Goods-producing jobs held up their end, more or less: +32K last month. Services jobs in the private sector was where the weaknesses lie: -66K. This includes a major shedding of Professional/Business Services jobs, -56K, and Education/Healthcare -52K. Financials were also down -14K. On the other side, Leisure & Hospitality continued to move forward, +32K, with Manufacturing +15K.
Only large companies (more than 500 employees) managed to eke out private-sector gains in June: +30K. Small businesses (fewer than 50 employees) took it on the chin, -47K, while medium-sized firms lost -15K. The current estimate for nonfarm payrolls in tomorrow morning’s Employment Situation report (normally released Friday, which this week is the 4th of July holiday) is +110K. We may see estimates begin to tick down after this morning’s dismal report.
The last time we struck a negative headline on monthly ADP, March 2023, overall economic conditions were quite different than they are right now.
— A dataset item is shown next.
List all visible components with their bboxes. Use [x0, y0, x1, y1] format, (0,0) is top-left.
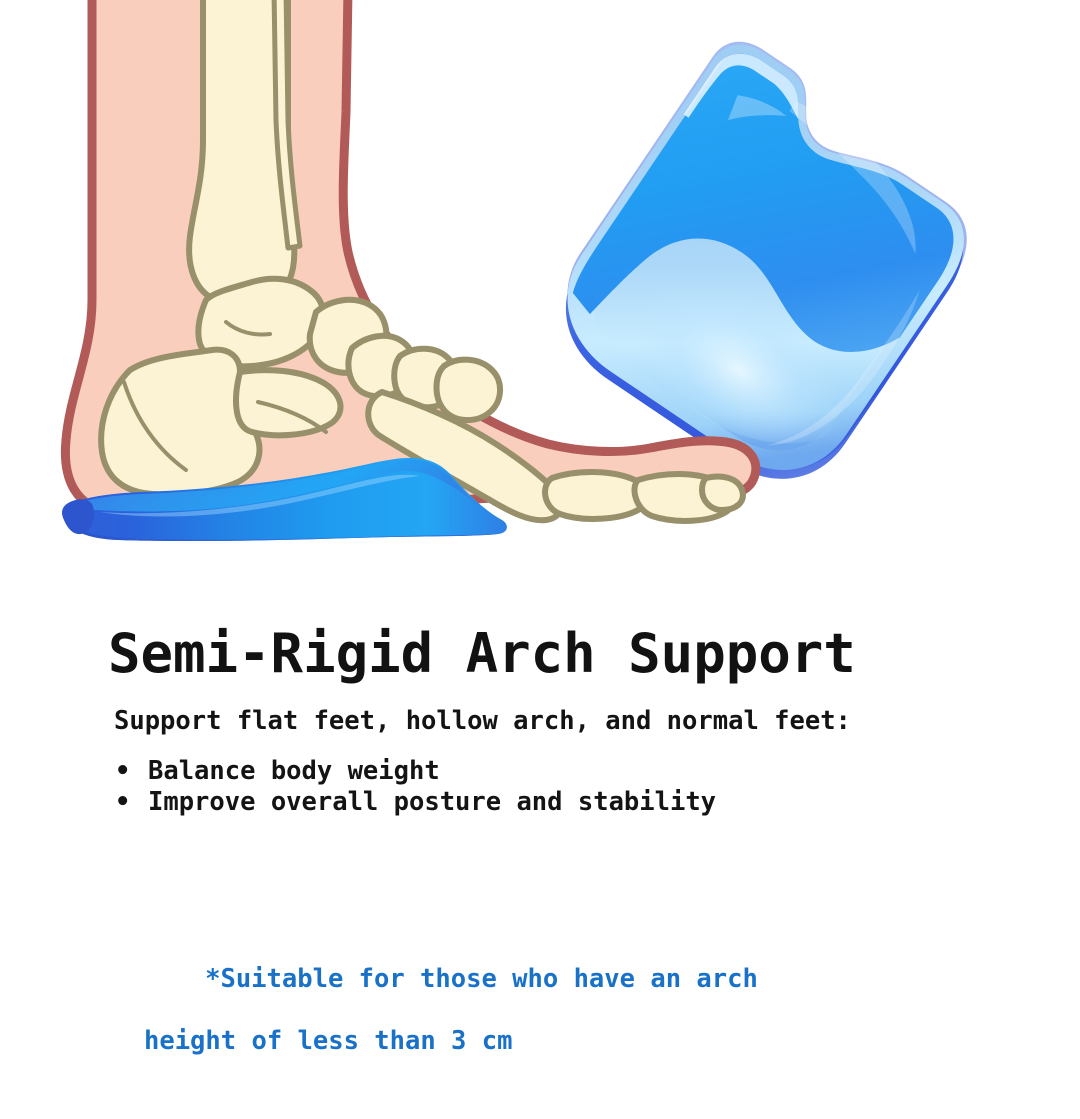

The Fed was a year into raising interest rates, touching +5% that month for the first time in 17 years, as the overall Inflation Rate was being wrangled down to 5.0%. Also, massive tornadoes in the South resulted in a state of emergency in Mississippi and a temporary loss of employment for many lower-wage workers.
Currently, it’s white-collar jobs that are disappearing, which may be surprising to some. The temptation to explain the sudden drop in payrolls may be to look at the White House’s massive deportation campaign of undocumented immigrants in the first half of 2025, but very few of these people are business consultants.
If we may issue a hot take from this perspective, it’s the lack of foresight due to tariff policy. Reciprocal tariff initiatives affecting almost all of the U.S. trading partners expires one week from today. We’ll see if by this time next month private-sector payrolls snap back, but that would require a major shift — either in terms of a flurry of new trade deals or a further continuance of the pause on these tariffs. If these do occur, this dip in employment will be a mere blip on the screen.
Trends do not favor this as a likely possibility, however. The trailing four-month average private-sector jobs growth now sits at a mere +51K, not even enough to cover new retirees per month. Average ADP jobs growth throughout the previous eight months was more than triple: +162K per month. For all of 2024, average job growth per month was +144K.